Uma das mães que teve seu filho resgatado foi Priscila Rodrigues Bogucki, mãe de João Levi. “Antes de eu começar isso, eu estava em processo de fertilização in vitro. Fiz quatro tentativas em São Paulo, sem sucesso, quando vi uma reportagem sobre barriga de aluguel na Ucrânia. Eu me interessei e entrei em contato com um casal que me passou ‘o caminho das pedras’. Fui em março do ano passado para lá e nem imaginava que poderia estourar uma guerra entre a Rússia e a Ucrânia. Se soubesse não teria feito lá, porque é um risco muito grande que corremos. Poderia ter dado tudo errado, mas graças a Deus deu tudo certo. Em março, fomos para lá para coletar o material genético e em quatro ou cinco meses já deu positivo, na primeira tentativa. Nós não esperávamos que seria rápido e até tomamos um susto, pois no ano passado ainda estava na pandemia, as fronteiras ainda estavam fechadas.”

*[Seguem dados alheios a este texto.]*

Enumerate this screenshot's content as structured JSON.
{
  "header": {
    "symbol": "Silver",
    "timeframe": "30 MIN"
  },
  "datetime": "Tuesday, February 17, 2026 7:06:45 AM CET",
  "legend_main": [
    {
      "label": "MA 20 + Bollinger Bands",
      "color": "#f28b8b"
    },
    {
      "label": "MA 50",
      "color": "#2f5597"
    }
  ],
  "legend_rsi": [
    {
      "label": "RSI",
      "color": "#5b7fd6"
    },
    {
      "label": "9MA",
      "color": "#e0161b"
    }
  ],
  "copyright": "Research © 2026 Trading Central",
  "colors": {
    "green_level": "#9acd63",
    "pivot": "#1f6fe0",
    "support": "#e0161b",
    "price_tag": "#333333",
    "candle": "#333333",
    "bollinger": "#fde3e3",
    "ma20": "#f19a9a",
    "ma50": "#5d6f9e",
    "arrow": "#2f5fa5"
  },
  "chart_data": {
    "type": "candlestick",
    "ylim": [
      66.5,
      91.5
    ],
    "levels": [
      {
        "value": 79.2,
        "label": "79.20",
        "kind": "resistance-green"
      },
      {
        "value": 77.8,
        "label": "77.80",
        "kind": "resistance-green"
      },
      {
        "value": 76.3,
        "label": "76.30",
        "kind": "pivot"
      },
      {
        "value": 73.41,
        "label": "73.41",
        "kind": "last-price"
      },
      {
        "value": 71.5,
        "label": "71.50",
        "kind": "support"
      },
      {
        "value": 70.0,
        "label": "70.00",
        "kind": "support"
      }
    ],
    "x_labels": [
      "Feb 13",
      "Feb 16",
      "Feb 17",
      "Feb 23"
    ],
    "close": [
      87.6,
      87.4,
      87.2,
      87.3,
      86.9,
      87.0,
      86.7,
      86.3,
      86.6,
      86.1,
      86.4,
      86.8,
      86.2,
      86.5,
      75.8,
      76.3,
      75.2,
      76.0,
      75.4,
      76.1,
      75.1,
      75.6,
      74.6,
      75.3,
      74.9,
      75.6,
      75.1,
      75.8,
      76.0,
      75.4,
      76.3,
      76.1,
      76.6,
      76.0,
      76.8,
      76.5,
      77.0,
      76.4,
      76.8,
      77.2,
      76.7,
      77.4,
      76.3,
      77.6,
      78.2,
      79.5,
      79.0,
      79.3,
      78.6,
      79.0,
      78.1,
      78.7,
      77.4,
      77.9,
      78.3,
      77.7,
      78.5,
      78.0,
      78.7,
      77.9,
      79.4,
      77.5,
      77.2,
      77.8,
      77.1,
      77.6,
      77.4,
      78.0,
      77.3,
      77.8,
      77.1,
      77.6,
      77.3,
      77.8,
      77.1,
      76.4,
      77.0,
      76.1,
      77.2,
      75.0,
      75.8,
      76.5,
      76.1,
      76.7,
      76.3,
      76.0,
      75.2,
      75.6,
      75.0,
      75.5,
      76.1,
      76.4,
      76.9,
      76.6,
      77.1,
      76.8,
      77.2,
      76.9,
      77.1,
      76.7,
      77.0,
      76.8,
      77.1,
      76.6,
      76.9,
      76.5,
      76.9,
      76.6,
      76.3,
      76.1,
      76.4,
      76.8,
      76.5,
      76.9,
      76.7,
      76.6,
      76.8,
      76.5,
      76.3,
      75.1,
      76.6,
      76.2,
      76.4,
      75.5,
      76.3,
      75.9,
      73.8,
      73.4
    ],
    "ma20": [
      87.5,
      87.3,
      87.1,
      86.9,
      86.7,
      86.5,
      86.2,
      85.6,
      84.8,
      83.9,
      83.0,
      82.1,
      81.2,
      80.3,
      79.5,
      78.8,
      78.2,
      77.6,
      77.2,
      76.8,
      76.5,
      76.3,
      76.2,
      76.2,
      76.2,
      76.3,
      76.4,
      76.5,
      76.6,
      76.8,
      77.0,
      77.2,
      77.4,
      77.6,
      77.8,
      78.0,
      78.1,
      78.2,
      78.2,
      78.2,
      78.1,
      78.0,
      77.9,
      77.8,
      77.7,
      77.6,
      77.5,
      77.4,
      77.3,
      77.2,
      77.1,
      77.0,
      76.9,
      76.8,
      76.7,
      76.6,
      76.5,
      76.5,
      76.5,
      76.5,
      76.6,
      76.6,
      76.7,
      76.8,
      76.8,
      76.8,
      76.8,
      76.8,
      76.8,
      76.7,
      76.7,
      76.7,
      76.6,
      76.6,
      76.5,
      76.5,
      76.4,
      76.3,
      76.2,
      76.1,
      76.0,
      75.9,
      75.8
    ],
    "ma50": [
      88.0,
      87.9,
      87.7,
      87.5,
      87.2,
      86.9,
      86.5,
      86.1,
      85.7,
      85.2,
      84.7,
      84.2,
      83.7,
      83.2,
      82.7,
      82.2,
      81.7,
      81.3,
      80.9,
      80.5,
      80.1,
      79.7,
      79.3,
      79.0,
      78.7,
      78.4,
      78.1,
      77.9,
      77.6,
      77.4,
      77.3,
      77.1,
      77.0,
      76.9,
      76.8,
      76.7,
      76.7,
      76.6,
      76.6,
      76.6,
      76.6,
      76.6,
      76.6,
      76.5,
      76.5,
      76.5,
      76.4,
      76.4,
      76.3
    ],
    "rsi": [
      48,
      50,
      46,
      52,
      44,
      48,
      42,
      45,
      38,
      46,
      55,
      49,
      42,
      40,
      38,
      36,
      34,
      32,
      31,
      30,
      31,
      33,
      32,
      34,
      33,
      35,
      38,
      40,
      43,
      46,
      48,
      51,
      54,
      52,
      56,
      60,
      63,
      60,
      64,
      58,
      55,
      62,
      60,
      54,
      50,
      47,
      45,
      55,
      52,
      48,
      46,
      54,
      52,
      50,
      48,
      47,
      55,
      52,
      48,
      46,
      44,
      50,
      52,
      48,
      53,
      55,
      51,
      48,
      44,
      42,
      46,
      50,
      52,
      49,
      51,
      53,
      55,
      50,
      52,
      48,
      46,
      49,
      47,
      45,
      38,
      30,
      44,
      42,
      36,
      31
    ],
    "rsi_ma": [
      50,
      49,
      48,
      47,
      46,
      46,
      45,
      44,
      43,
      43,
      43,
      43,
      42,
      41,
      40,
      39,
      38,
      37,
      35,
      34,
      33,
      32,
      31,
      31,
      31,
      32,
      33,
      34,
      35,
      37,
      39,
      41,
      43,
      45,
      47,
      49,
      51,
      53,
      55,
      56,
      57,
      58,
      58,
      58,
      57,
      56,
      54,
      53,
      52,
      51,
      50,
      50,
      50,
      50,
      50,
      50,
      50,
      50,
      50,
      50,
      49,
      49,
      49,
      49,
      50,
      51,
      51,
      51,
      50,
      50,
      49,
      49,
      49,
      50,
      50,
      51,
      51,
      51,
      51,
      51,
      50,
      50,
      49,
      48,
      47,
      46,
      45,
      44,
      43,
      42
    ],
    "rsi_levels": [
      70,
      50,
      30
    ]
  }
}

Bogucki se recorda do sentimento que teve quando a guerra estourou. “Se eu fechar meus olhos, me lembro da hora que acordei com o meu telefone, com aquele monte de mensagem sobre a guerra. Eu estava sozinha em casa e foi um desespero total de toda a família”, declarou.

A previsão do nascimento seria para o dia 24 de março, mas o bebê nasceu no dia 19. “A embaixada foi orientando a gente qual seria o melhor caminho, porque não não tinha voo para Kiev, não tinha como entrar lá.”

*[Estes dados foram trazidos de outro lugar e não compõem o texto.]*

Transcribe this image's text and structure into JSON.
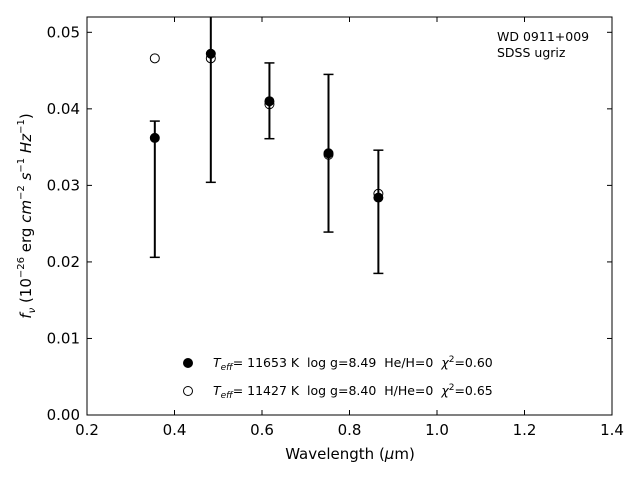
{
  "chart_data": {
    "type": "scatter",
    "title": "",
    "xlabel": "Wavelength (μm)",
    "ylabel": "fν (10⁻²⁶ erg cm⁻² s⁻¹ Hz⁻¹)",
    "xlim": [
      0.2,
      1.4
    ],
    "ylim": [
      0.0,
      0.052
    ],
    "xticks": [
      0.2,
      0.4,
      0.6,
      0.8,
      1.0,
      1.2,
      1.4
    ],
    "xtick_labels": [
      "0.2",
      "0.4",
      "0.6",
      "0.8",
      "1.0",
      "1.2",
      "1.4"
    ],
    "yticks": [
      0.0,
      0.01,
      0.02,
      0.03,
      0.04,
      0.05
    ],
    "ytick_labels": [
      "0.00",
      "0.01",
      "0.02",
      "0.03",
      "0.04",
      "0.05"
    ],
    "grid": false,
    "annotation": [
      "WD 0911+009",
      "SDSS ugriz"
    ],
    "observed": {
      "x": [
        0.355,
        0.483,
        0.617,
        0.752,
        0.866
      ],
      "y": [
        0.0362,
        0.047,
        0.041,
        0.034,
        0.0285
      ],
      "err_low": [
        0.0206,
        0.0304,
        0.0361,
        0.0239,
        0.0185
      ],
      "err_high": [
        0.0384,
        0.0565,
        0.046,
        0.0445,
        0.0346
      ]
    },
    "series": [
      {
        "name": "Teff= 11653 K  log g=8.49  He/H=0  χ²=0.60",
        "marker": "filled-circle",
        "x": [
          0.355,
          0.483,
          0.617,
          0.752,
          0.866
        ],
        "y": [
          0.0362,
          0.0472,
          0.041,
          0.0342,
          0.0284
        ]
      },
      {
        "name": "Teff= 11427 K  log g=8.40  H/He=0  χ²=0.65",
        "marker": "open-circle",
        "x": [
          0.355,
          0.483,
          0.617,
          0.752,
          0.866
        ],
        "y": [
          0.0466,
          0.0466,
          0.0406,
          0.034,
          0.0289
        ]
      }
    ],
    "legend": {
      "placement": "bottom-center",
      "entries": [
        {
          "teff_value": "= 11653 K  log g=8.49  He/H=0  ",
          "chi_value": "=0.60"
        },
        {
          "teff_value": "= 11427 K  log g=8.40  H/He=0  ",
          "chi_value": "=0.65"
        }
      ]
    },
    "colors": {
      "marker": "#000000",
      "axis": "#000000"
    }
  }
}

Bogucki precisou ir para Viena, na Áustria, e de lá pegou o trem para uma estação da Polônia, próxima da fronteira com a Ucrânia. “Era a estação em que estavam chegando os refugiados. Tivemos que pegar um outro trem lá e foi complicado, porque as pessoas lá não falavam inglês, mas a embaixada estava em contato com a gente o tempo todo. Conseguimos pegar o trem. Duas pessoas da embaixada foram levar a gente para o hotel. Como tinha toque de recolher, não tinha como a gente andar pela cidade por nenhum transporte. Só com essas pessoas autorizadas chegamos lá.”

Um casal foi contratado pela clínica para levar o bebê para Lviv e como outros casais já tinham passado por isso, Bogucki decidiu confiar a receber seu filho lá, em vez de se arriscar ir para Kiev. Ao chegar na cidade, Bogucki viu tudo funcionando, mas toda hora soava o alarme da cidade e todos tinha que correr para se proteger.

Ela diz que, olhando para trás, valeu a pena. “Faria tudo de novo. Não me arrependo de nada. Às vezes, até penso por que eu não fiz isso antes. Parecia que eu nunca seria mãe. O nosso destino era ter ido para lá mesmo, porque o nosso processo aconteceu de primeira. Foi tudo muito rápido. É nosso primeiro filho, e agora é só curtir. Estou torcendo pelas minhas amigas do grupo também, que vão buscar seus filhos mais para frente”, declarou.